À d’autres moments, il visite les malades dans leur chambre et leur donne la communion. Il fait même partie de la chorale…Il est devenu une personne recherchée dans ce milieu où des malades l’ont adopté et ne veulent sortir qu’avec lui…

En mission jusqu’au bout

Le frère Mario Soublière affirme qu’il est chanceux d’avoir trouvé cette perle précieuse en cette étape de sa vie. Les personnes âgées souffrent souvent de solitude et elles ont besoin d’attention et de présence. Elles attendent de la visite qui n’est pas toujours au rendez-vous. Dans une société vieillissante comme la nôtre, il y a un enjeu d’humanité important. Dans son action, il se sent proche de la vie de François et de Claire. Il est aussi conscient de vivre avec ces personnes des pages importantes de l’Évangile:«J’étais vieux et malade et vous m’avez accompagné!» Ces malades, à travers son action, se laissent dire bienheureux les pauvres.

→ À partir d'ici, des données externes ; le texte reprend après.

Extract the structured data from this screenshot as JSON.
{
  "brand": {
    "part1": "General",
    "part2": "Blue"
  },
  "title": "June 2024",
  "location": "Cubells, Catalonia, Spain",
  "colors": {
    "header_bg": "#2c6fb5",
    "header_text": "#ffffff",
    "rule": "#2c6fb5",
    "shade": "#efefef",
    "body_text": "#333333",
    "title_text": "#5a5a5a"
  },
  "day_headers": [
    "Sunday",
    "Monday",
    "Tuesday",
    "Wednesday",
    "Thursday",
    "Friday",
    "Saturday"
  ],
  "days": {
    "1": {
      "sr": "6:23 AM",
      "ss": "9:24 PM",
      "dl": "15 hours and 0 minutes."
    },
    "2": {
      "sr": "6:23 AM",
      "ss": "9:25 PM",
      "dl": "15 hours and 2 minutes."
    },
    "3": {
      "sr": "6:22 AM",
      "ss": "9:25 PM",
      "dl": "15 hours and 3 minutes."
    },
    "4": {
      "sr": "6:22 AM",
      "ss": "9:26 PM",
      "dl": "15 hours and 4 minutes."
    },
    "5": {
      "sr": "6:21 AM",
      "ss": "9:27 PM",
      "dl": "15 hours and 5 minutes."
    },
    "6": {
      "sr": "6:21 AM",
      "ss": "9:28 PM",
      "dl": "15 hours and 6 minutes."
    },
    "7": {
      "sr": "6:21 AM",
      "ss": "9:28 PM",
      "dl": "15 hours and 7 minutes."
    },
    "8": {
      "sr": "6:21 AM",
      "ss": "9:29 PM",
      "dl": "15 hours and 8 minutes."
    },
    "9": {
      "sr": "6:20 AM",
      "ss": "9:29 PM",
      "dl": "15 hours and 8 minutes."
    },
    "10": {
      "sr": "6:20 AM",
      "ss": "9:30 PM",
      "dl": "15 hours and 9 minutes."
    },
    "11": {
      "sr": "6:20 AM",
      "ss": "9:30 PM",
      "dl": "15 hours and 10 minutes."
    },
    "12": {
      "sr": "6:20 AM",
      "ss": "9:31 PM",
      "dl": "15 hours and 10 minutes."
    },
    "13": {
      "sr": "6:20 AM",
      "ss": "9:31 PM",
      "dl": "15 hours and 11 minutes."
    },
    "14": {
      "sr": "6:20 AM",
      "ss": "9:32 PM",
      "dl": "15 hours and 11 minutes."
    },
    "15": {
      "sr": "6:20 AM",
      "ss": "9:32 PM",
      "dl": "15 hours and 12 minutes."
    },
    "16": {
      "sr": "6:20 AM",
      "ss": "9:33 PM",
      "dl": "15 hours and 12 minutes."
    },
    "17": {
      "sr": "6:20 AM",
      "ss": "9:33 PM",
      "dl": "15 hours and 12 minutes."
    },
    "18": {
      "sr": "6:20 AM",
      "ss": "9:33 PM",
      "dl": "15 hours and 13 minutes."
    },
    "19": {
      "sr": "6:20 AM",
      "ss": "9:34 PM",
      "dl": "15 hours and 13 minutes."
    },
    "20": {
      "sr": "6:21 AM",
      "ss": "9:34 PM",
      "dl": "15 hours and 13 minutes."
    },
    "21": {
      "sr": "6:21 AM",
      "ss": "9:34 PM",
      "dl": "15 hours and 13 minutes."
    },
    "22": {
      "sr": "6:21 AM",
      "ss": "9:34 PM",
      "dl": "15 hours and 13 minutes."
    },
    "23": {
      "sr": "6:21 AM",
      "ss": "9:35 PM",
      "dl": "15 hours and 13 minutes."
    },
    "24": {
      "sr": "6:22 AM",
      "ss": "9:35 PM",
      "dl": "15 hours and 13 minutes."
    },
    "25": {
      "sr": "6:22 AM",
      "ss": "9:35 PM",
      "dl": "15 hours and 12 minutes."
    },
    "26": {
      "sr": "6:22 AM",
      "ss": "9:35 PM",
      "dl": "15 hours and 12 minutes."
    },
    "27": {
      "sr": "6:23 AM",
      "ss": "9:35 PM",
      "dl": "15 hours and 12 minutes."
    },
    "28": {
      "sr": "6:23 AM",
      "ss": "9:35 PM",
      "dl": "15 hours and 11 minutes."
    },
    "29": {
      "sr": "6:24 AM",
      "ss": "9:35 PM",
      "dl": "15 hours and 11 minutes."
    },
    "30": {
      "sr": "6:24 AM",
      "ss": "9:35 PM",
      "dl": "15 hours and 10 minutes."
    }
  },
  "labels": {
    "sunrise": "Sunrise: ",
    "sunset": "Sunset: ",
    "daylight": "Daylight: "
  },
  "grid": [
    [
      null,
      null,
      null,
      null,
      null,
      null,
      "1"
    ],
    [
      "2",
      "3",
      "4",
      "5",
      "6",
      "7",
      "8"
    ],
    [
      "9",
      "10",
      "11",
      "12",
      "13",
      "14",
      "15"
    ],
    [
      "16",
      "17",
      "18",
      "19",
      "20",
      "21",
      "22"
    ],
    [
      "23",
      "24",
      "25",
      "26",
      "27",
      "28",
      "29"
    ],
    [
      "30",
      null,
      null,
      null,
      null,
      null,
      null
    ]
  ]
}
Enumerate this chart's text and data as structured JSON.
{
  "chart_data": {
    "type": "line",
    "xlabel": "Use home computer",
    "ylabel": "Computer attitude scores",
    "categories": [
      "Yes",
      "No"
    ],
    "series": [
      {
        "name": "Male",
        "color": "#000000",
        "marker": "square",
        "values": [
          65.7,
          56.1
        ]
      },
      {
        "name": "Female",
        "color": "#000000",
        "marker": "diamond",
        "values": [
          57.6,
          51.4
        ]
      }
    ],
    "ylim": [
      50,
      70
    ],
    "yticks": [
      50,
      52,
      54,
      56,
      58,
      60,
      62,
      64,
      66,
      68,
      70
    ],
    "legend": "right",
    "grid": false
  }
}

En Afrique, il a partagé la vie d’un peuple qu’il a aimé. Il a admiré leur courage et leur solidarité dans la faim et la guerre. Maintenant, la mission continue dans un autre lieu mais avec le même souffle. Le frère Mario Soublière (Armand) est passé de la mission de la  brousse africaine à la mission du transport adapté mais c’est toujours la même séduction qui le fait vivre en mission jusqu’au bout.